CRAIN’S-HOW CHICAGO SPORT AND SOCIAL CLUB TOOK OVER THE LAKEFRONT

Ah, summer evenings in the city. Along the lakefront, young urban professionals are playing volleyball in organized leagues. They’re playing softball, too, and soccer and even football. Jason Erkes is making money from many of them.

Twelve years after the Olympia Fields native and former TV news producer bought the Chicago Sport and Social Club with a group of investors, Mr. Erkes has transformed what was a dead business, with a few dozen Chicago Park District permits and a floppy disk of 6,000 email addresses, into the nation’s largest adult recreational sports company by participation, according to the Sport and Social Industry Association.

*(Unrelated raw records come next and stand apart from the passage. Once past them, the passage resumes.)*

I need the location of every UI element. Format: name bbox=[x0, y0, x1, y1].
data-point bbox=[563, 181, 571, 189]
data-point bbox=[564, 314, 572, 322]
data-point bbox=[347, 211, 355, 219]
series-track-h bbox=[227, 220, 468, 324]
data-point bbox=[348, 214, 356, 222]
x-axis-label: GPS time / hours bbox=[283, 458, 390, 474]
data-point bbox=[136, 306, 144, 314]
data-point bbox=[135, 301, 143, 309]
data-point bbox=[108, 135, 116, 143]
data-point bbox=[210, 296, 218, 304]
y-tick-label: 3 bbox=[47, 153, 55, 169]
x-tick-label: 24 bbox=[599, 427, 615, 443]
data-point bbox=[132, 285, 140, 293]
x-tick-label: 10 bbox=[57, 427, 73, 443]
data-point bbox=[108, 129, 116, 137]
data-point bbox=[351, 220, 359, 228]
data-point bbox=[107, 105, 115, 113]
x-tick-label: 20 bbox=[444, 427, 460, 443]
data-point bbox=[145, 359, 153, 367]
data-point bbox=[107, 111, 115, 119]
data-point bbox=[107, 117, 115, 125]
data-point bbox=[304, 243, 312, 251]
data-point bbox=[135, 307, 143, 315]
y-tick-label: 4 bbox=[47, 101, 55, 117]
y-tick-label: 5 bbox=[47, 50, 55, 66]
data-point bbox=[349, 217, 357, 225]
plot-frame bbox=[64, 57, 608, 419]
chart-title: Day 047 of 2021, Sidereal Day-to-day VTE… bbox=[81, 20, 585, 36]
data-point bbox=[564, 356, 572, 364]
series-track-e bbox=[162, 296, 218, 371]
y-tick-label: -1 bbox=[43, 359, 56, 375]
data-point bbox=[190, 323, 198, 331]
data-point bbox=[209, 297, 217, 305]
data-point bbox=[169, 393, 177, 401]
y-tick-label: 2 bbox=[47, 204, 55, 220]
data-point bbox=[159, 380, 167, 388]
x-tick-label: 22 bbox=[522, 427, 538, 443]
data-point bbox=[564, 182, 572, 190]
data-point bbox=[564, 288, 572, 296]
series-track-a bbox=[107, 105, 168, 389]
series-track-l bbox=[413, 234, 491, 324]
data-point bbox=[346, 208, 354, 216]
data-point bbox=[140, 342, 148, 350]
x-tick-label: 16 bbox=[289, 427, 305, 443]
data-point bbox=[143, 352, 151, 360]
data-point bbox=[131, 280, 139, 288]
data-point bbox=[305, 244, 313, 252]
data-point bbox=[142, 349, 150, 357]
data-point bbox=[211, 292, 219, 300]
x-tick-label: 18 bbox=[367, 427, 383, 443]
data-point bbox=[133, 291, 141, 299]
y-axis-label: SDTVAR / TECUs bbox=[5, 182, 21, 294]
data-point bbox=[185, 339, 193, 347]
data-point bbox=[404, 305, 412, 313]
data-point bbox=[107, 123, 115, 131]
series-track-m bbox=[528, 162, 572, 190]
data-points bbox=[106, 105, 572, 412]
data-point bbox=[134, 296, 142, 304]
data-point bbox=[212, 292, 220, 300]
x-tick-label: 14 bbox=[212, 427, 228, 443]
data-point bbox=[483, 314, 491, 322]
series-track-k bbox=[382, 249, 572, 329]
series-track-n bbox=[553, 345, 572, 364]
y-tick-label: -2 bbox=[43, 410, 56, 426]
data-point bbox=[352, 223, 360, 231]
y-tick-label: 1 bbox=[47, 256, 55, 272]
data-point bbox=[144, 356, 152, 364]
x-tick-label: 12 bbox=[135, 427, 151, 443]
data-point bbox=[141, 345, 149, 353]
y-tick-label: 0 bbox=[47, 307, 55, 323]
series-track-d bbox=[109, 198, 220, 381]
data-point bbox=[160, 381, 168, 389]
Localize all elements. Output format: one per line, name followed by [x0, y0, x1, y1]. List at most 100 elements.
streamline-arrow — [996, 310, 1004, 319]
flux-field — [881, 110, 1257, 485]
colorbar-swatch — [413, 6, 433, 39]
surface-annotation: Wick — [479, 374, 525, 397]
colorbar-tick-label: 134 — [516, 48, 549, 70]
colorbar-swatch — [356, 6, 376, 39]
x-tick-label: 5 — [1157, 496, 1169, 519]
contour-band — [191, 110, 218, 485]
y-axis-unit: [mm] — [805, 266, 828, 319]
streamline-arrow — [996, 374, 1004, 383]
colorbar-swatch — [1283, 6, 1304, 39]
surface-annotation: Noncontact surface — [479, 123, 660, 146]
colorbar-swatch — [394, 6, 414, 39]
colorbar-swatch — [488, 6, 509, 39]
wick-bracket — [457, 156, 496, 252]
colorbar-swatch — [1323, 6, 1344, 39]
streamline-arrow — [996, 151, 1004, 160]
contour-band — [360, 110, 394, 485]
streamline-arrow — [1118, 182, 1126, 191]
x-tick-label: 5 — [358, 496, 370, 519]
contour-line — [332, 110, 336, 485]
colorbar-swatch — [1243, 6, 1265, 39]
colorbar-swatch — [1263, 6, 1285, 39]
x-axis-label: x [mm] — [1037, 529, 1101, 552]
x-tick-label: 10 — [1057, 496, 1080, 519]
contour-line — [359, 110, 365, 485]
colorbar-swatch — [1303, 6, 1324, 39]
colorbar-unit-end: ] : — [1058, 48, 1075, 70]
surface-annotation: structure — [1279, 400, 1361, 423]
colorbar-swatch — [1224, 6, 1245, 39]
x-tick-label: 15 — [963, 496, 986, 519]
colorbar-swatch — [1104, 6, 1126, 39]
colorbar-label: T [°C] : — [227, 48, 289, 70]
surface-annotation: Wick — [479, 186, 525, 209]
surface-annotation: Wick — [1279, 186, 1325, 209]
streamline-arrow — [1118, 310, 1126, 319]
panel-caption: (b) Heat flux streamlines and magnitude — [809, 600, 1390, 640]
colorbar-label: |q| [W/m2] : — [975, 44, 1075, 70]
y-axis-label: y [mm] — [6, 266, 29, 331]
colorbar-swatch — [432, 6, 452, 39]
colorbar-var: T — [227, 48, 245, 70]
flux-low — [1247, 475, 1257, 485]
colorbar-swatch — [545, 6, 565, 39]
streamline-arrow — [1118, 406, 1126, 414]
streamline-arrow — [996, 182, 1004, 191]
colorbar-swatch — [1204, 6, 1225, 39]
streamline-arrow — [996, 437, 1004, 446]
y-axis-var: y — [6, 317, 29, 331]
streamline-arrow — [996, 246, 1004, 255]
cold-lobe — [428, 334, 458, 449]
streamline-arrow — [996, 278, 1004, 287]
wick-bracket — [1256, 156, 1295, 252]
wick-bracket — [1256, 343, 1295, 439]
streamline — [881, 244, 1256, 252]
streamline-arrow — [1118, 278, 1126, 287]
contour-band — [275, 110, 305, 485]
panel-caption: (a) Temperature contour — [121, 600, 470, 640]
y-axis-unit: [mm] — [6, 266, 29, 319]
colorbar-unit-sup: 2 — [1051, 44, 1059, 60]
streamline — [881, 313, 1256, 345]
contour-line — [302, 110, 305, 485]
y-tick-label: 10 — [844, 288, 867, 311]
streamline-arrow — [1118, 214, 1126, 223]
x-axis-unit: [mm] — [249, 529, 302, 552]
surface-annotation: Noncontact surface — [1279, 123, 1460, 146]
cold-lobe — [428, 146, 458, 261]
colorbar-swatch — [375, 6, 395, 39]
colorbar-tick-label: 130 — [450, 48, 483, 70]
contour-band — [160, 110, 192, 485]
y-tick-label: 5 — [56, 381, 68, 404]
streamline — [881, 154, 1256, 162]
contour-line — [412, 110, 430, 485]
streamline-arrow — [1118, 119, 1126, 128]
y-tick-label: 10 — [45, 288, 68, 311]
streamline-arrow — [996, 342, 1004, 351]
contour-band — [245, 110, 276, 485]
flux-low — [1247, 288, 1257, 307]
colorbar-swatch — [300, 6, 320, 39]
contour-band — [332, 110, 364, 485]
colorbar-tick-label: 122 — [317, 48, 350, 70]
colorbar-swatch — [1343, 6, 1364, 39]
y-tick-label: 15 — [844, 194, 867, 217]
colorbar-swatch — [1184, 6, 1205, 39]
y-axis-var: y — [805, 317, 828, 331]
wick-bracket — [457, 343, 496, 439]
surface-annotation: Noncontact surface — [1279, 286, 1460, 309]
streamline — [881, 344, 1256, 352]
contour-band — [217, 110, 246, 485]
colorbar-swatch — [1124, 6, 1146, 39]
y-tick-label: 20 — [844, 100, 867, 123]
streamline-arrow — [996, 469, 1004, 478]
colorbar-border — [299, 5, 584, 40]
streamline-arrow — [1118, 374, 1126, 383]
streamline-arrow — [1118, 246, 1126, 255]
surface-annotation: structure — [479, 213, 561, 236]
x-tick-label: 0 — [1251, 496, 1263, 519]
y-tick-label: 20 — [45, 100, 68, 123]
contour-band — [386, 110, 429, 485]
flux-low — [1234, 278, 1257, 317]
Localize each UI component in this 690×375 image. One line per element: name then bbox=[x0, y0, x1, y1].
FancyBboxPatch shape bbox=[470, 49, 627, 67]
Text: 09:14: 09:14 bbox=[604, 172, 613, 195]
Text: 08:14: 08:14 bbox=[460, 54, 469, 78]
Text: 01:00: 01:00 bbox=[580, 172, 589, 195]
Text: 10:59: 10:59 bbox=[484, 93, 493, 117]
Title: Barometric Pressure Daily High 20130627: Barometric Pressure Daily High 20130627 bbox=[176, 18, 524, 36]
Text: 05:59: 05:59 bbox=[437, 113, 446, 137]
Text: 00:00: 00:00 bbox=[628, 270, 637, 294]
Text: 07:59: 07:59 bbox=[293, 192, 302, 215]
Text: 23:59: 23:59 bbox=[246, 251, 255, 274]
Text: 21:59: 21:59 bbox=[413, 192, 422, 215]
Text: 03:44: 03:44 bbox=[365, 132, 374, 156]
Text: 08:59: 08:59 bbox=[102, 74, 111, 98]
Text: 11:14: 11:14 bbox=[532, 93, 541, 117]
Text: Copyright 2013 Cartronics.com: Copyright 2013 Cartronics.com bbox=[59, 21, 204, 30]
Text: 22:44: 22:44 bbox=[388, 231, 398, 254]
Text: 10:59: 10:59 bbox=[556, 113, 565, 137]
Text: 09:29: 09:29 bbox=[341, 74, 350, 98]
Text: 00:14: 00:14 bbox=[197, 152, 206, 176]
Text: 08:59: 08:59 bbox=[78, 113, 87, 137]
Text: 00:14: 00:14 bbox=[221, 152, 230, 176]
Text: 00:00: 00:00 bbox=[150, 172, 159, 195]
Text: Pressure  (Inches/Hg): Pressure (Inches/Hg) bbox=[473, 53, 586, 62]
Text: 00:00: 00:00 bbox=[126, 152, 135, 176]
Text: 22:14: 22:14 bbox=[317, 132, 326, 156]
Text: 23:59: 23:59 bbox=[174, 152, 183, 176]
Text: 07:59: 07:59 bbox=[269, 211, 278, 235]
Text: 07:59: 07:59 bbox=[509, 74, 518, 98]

With about 5,400 leagues in 20 sports and a stronghold on prime playing facilities in and around the city, Sport and Social, as it’s informally known, will host nearly 100,000 players this year, generating revenue of more than $7 million, based on a Crain’s estimate. (Mr. Erkes declines to discuss these figures.) That’s more than twice the number of leagues and sports it offered when Mr. Erkes, 43, acquired the business after it was shuttered unexpectedly in 2001, when its dot-com parent went bust.

“We wanted to rebuild the company’s brand name and re-establish the good will that had existed for so many years,” he says.

In the process, he and his staff of 15 full-time employees have collected a demographic that marketers covet. Sport and Social participants largely are college-educated singles between ages 22 and 35; the average age is 27. Many have money and ambition, too. Taverns love sponsoring teams, while big companies, including Chipotle Mexican Grill Inc., 3M Co. and MillerCoors LLC, love backing the club itself.

“It’s very unusual to have that all-encompassing adult group,” says Enrico DiMario, global business director at Wilson Sporting Goods Co., which has sponsored Sport and Social for 15 years and provides new equipment each season at a discount.